Water is so very important to watercress, it has to be clean spring water. The watercress leaves and stalks seem to be holding the water tightly, hanging on to all the goodness is has to offer.
Thank you Steve for showing me around, it was lovely meeting you!
For the filling
- 1 teaspoon butter / 1 teaspoon olive oil
- 2 small celery sticks cut into small cubes
- 1 shallot cut finely
- 25 ml white wine
- Roux, enough to bind the sauce: see how you make it on this post >
- 400 ml water
- 1 large handful of fresh watercress chopped
- 2 trout filets or salmon if you rather use thatpotato 1 cup of 1 cm cubes
For the Rough puff pastry
- 225 g plain flour
- 1/4 teaspoon of sea salt
- 125 g unsalted butter in small cubes, fridge cold
- 1/2 teaspoon lemon juice
- about 125 ml ice cold water
For the pastry
- Sift the flour and salt into a bowl
- Add the cubes of cold butter and stir using a round bladed knife until all the butter is covered in the flour - do not break up the pieces of butter at this point
- Add the lemon juice and the water, one tablespoon at a time (you might not need it all) to bind the mixture into a lumpy dough with a wooden spoon or spatula, if the dough is too wet add some flour
- Turn the dough out on a clean lightly floured work surface and shape it gently into a brick, do not overwork the dough with your hands as it needs to stay cold
- Use a floured rolling pin to roll out the dough to a rectangle from about 5 mm thick
- Fold the dough in 3 by folding the bottom third up to cover the middle part of the dough and the top part you should fold down to cover the other 2 folded parts.
- Seal the edges firmly by pressing them down
- Wrap in cling film and put in the fridge for 15 min
- Take the dough out of the fridge and place it on a floured work surface, turn the dough so you can now do the same folding routine but in the other direction
- Repeat this process two more times so you have folded the dough in different directions 4 times
- Chill for 30 min before using or while you prepare the filling
- Melt the butter and the olive oil in a pan big enough so your trout fillets can fit in nicely.
- Soften the onion and the celery for 5 minutes and add the wine, let it simmer for 5 minutes
- Pour in the water and bring to a gentle boil, leave to simmer for 5 minutes
- Gently place the trout fillets in the saucepan, make sure they are both covered with the liquid
- Let it simmer for 15 minutes until flaky but not completely done.
- Turn down the heat and remove the trout, put on a plate and cover with tinfoil to keep warm.

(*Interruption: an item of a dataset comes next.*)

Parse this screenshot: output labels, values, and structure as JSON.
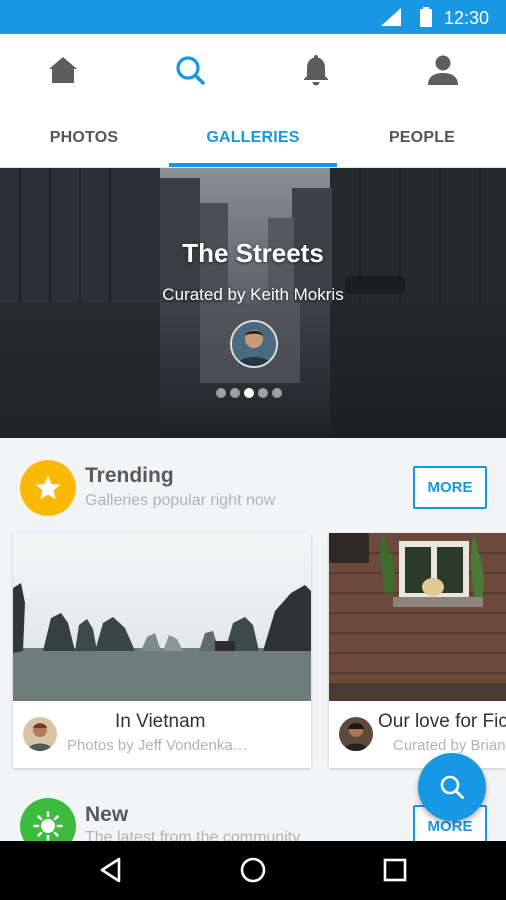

- Transfer the liquid to a deeper saucepan and bring to the boil
- Add the roux and cook until thickened
- If the sauce is too liquid, add more roux if you have some left or let it reduce on a medium fire while stirring
- Taste your sauce and add salt and pepper to taste.
- Now mix the sauce for 1 minute using a hand mixer with a chopping knife appliance
- Blanche the potato cubes briefly, they should still be quite rare
- Chop the watercress (with stalks) roughly
- Butter your pie dish and place in the blanched potato cubes and flake over the trout fillets, sprinkle over a few leaves of chopped watercress.
- Add the rest of the watercress to the sauce and simmer for a further minute
- Pour the sauce over the trout and potato and mix gently with a spoon so the sauce is evenly divided
- Remove the pastry from the fridge and roll it out on a floured surface until around 2cm larger than the pie dish.
- Brush the edge of the dish with beaten egg and lay the pastry over the filling.
- Trim off any excess pastry using a sharp knife, and knock up the edges with the back of a knife to create indentations.
- At this point you can decorate your pie with the leftover dough
- Brush lightly with beaten egg
- Bake your pie in a preheated oven at 200°c for about 25 minutes or until the pastry is golden brown.